The problem of surplus in wheat and rice procurement
- While MSP is declared for 23 crops, the biggest financial burden comes from wheat and rice.
- Procurement has increased significantly with states like MP, Chhattisgarh, Telangana and Odisha stepping up their efforts.
- Overall procurement of rice and wheat has gone up to 52 million tonnes and 39 million tonnes, respectively.
- The requirement of PDS and welfare schemes is about 60 million tonnes.
- This leaves a surplus of about 30 million tonnes, in addition to the carry-over stock of about 42 million tonnes (current)—far above the buffer and strategic reserve norms.
Cost of the surplus and its significance
- The subsidy burden for rice and wheat (2020-21) is estimated to be Rs 1.8 lakh crore.
- FCI procures wheat and rice at MSP (some states do so under the decentralised procurement & distribution scheme).
- They incur costs like market fees, labour charges, packing costs, transport, storage charges, etc.

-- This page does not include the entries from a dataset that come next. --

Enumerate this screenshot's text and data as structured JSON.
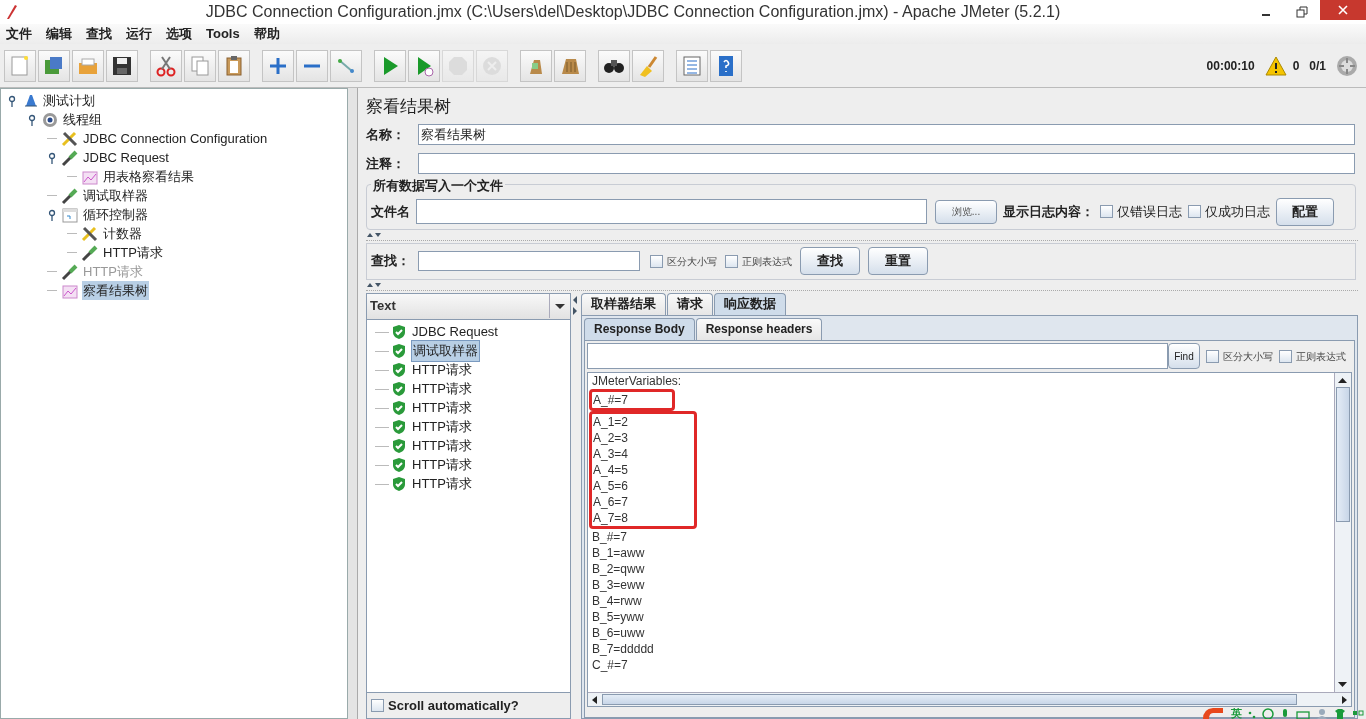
{
  "window": {
    "title": "JDBC Connection Configuration.jmx (C:\\Users\\del\\Desktop\\JDBC Connection Configuration.jmx) - Apache JMeter (5.2.1)"
  },
  "menu": [
    "文件",
    "编辑",
    "查找",
    "运行",
    "选项",
    "Tools",
    "帮助"
  ],
  "toolbar": [
    {
      "kind": "new",
      "disabled": false
    },
    {
      "kind": "templates",
      "disabled": false
    },
    {
      "kind": "open",
      "disabled": false
    },
    {
      "kind": "save",
      "disabled": false
    },
    {
      "kind": "sep"
    },
    {
      "kind": "cut",
      "disabled": false
    },
    {
      "kind": "copy",
      "disabled": false
    },
    {
      "kind": "paste",
      "disabled": false
    },
    {
      "kind": "sep"
    },
    {
      "kind": "expand",
      "disabled": false
    },
    {
      "kind": "collapse",
      "disabled": false
    },
    {
      "kind": "toggle",
      "disabled": false
    },
    {
      "kind": "sep"
    },
    {
      "kind": "start",
      "disabled": false
    },
    {
      "kind": "start-no-pause",
      "disabled": false
    },
    {
      "kind": "stop",
      "disabled": true
    },
    {
      "kind": "shutdown",
      "disabled": true
    },
    {
      "kind": "sep"
    },
    {
      "kind": "clear",
      "disabled": false
    },
    {
      "kind": "clear-all",
      "disabled": false
    },
    {
      "kind": "sep"
    },
    {
      "kind": "search",
      "disabled": false
    },
    {
      "kind": "reset-search",
      "disabled": false
    },
    {
      "kind": "sep"
    },
    {
      "kind": "functions",
      "disabled": false
    },
    {
      "kind": "help",
      "disabled": false
    }
  ],
  "status": {
    "elapsed": "00:00:10",
    "warnings": "0",
    "threads": "0/1"
  },
  "tree": [
    {
      "label": "测试计划",
      "kind": "plan",
      "disabled": false,
      "selected": false,
      "expanded": true,
      "children": [
        {
          "label": "线程组",
          "kind": "threads",
          "disabled": false,
          "selected": false,
          "expanded": true,
          "children": [
            {
              "label": "JDBC Connection Configuration",
              "kind": "config",
              "disabled": false,
              "selected": false
            },
            {
              "label": "JDBC Request",
              "kind": "sampler",
              "disabled": false,
              "selected": false,
              "expanded": true,
              "children": [
                {
                  "label": "用表格察看结果",
                  "kind": "listener",
                  "disabled": false,
                  "selected": false
                }
              ]
            },
            {
              "label": "调试取样器",
              "kind": "sampler",
              "disabled": false,
              "selected": false
            },
            {
              "label": "循环控制器",
              "kind": "controller",
              "disabled": false,
              "selected": false,
              "expanded": true,
              "children": [
                {
                  "label": "计数器",
                  "kind": "config",
                  "disabled": false,
                  "selected": false
                },
                {
                  "label": "HTTP请求",
                  "kind": "sampler",
                  "disabled": false,
                  "selected": false
                }
              ]
            },
            {
              "label": "HTTP请求",
              "kind": "sampler",
              "disabled": true,
              "selected": false
            },
            {
              "label": "察看结果树",
              "kind": "listener",
              "disabled": false,
              "selected": true
            }
          ]
        }
      ]
    }
  ],
  "panel": {
    "heading": "察看结果树",
    "name_label": "名称：",
    "name_value": "察看结果树",
    "comment_label": "注释：",
    "file_group": {
      "legend": "所有数据写入一个文件",
      "file_label": "文件名",
      "browse": "浏览...",
      "log_label": "显示日志内容：",
      "errors_only": {
        "label": "仅错误日志",
        "checked": false
      },
      "success_only": {
        "label": "仅成功日志",
        "checked": false
      },
      "configure": "配置"
    },
    "search": {
      "label": "查找：",
      "case": {
        "label": "区分大小写",
        "checked": false
      },
      "regex": {
        "label": "正则表达式",
        "checked": false
      },
      "find": "查找",
      "reset": "重置"
    }
  },
  "results": {
    "renderer": "Text",
    "items": [
      {
        "label": "JDBC Request",
        "selected": false
      },
      {
        "label": "调试取样器",
        "selected": true
      },
      {
        "label": "HTTP请求",
        "selected": false
      },
      {
        "label": "HTTP请求",
        "selected": false
      },
      {
        "label": "HTTP请求",
        "selected": false
      },
      {
        "label": "HTTP请求",
        "selected": false
      },
      {
        "label": "HTTP请求",
        "selected": false
      },
      {
        "label": "HTTP请求",
        "selected": false
      },
      {
        "label": "HTTP请求",
        "selected": false
      }
    ],
    "scroll_auto": {
      "label": "Scroll automatically?",
      "checked": false
    }
  },
  "tabs": [
    {
      "label": "取样器结果",
      "selected": false
    },
    {
      "label": "请求",
      "selected": false
    },
    {
      "label": "响应数据",
      "selected": true
    }
  ],
  "subtabs": [
    {
      "label": "Response Body",
      "selected": true
    },
    {
      "label": "Response headers",
      "selected": false
    }
  ],
  "body_search": {
    "find": "Find",
    "case": {
      "label": "区分大小写",
      "checked": false
    },
    "regex": {
      "label": "正则表达式",
      "checked": false
    }
  },
  "body": [
    {
      "kind": "plain",
      "lines": [
        "JMeterVariables:"
      ]
    },
    {
      "kind": "boxed",
      "lines": [
        "A_#=7"
      ]
    },
    {
      "kind": "boxed",
      "lines": [
        "A_1=2",
        "A_2=3",
        "A_3=4",
        "A_4=5",
        "A_5=6",
        "A_6=7",
        "A_7=8"
      ]
    },
    {
      "kind": "plain",
      "lines": [
        "B_#=7",
        "B_1=aww",
        "B_2=qww",
        "B_3=eww",
        "B_4=rww",
        "B_5=yww",
        "B_6=uww",
        "B_7=ddddd",
        "C_#=7"
      ]
    }
  ],
  "ime": {
    "mode": "英"
  }
}
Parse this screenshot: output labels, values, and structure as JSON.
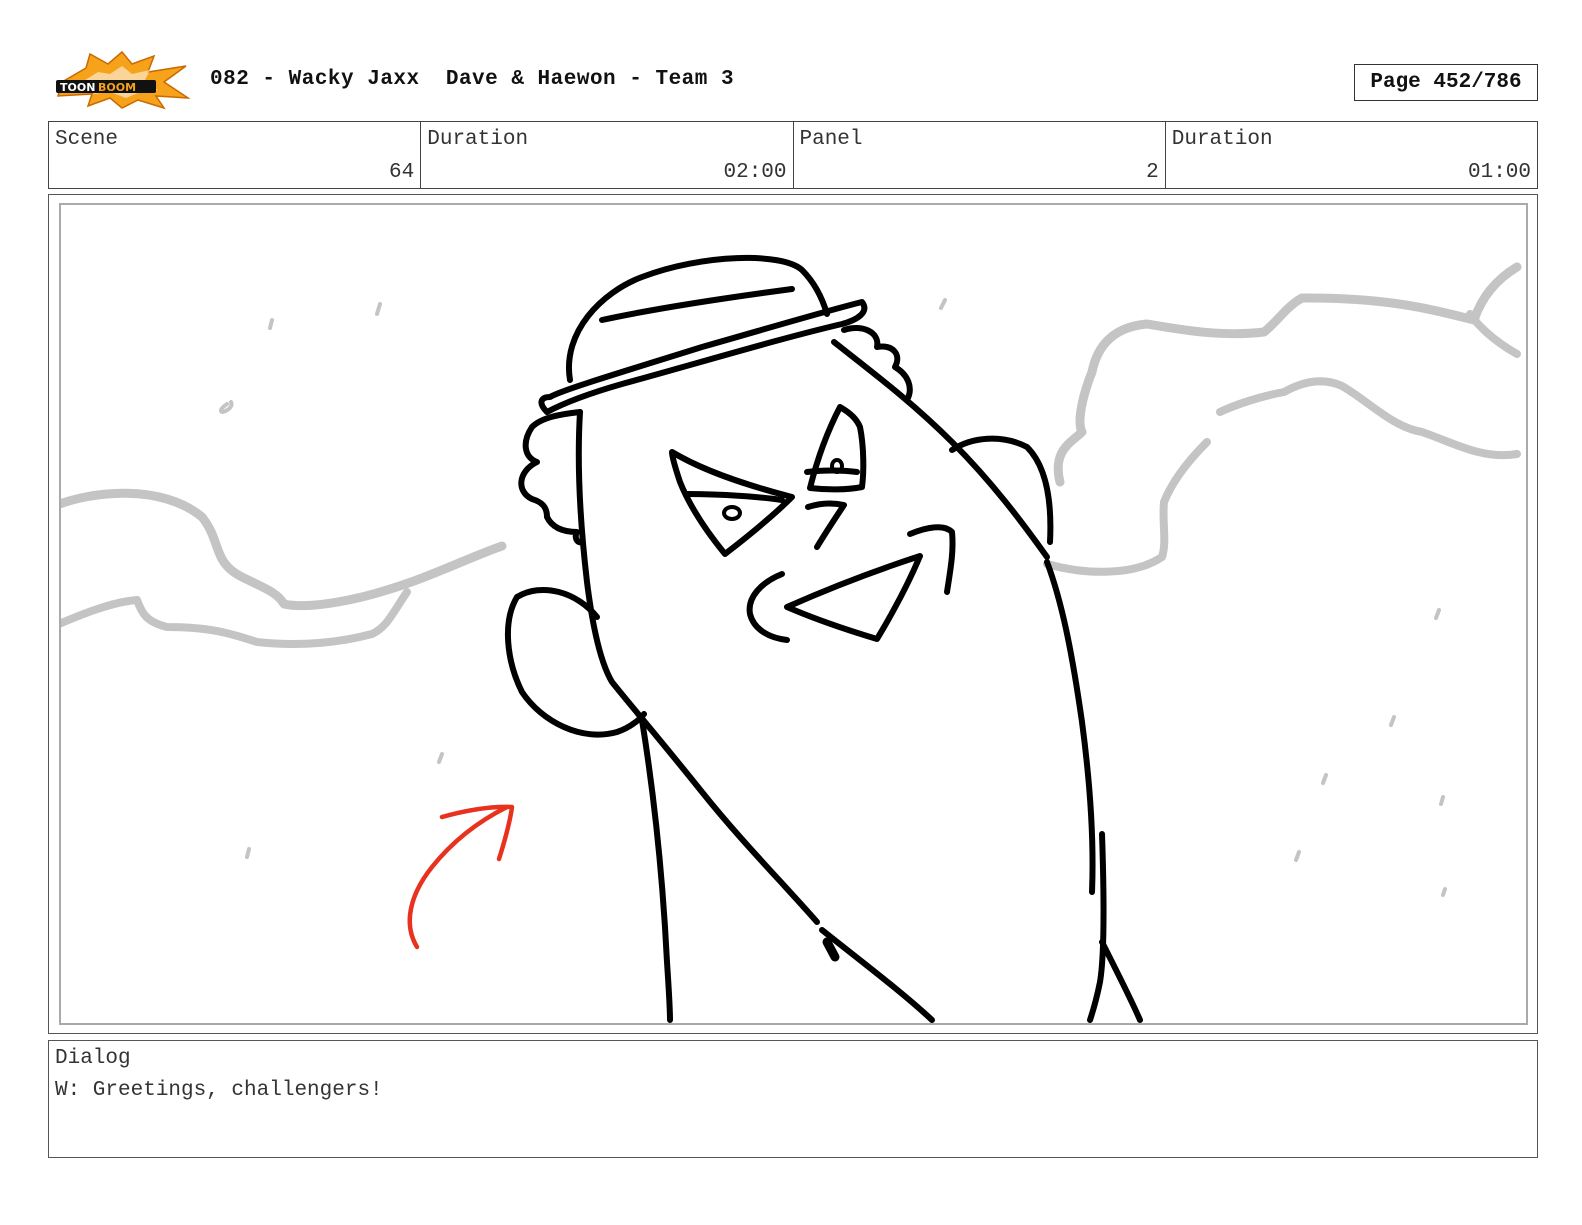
{
  "header": {
    "logo_icon": "toonboom-logo",
    "title": "082 - Wacky Jaxx  Dave & Haewon - Team 3",
    "page_label": "Page 452/786"
  },
  "info": {
    "scene_label": "Scene",
    "scene_value": "64",
    "scene_duration_label": "Duration",
    "scene_duration_value": "02:00",
    "panel_label": "Panel",
    "panel_value": "2",
    "panel_duration_label": "Duration",
    "panel_duration_value": "01:00"
  },
  "panel": {
    "icons": [
      "character-sketch",
      "cloud-sketch",
      "motion-arrow-icon"
    ],
    "arrow_color": "#e8321e"
  },
  "dialog": {
    "label": "Dialog",
    "text": "W: Greetings, challengers!"
  }
}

- These are of the order of 9% for procurement, 9-11% for labour and transport, and 15-17% for distribution.
- The sale price is fixed at Rs 2 and Rs 3 per kg for wheat and rice, respectively, under the National Food Security Act.
- In addition, there are releases under LEAN (lower entitlements and higher costs compared to NFSA cards, but subsidised nonetheless) and Open Market Sales (OMSS).
- Cost of holding the buffer for a year is about Rs 5,500 per tonne.
- FCI is holding 39 million tonnes of rice and 55 million tonnes of wheat (July 2020) against the buffer/strategic reserve norm of 13.5 million tonnes of rice and 27.6 million tonnes of wheat, i.e., a surplus of 52 million tonnes.
- The cost of holding this stock works out to Rs 29,000 crore per year.
Financial burden on FCI
- The finance ministry has not been able to allocate adequate funds to meet the full requirement of food subsidy.
- Under-provisioning on this account has been going on, and FCI was being given loans at 8% interest from the National Savings Scheme Fund (NSSF) since 2016-17.
- The outstanding loan on this account (October 31, 2020) is Rs 2,93,000 crore.
- This has meant FCI getting zero budgetary support against current subsidy claims since 2017, thereby, postponing the problem year after year.
- The subsidy burden is rising (with MSP increasing every year, quantities going up and prices under PDS fixed), and is likely to cross Rs 2 lakh crore.
Government need to bring in the reforms in the PDS and MSP regime to stop both the systems from collapsing under their own weights.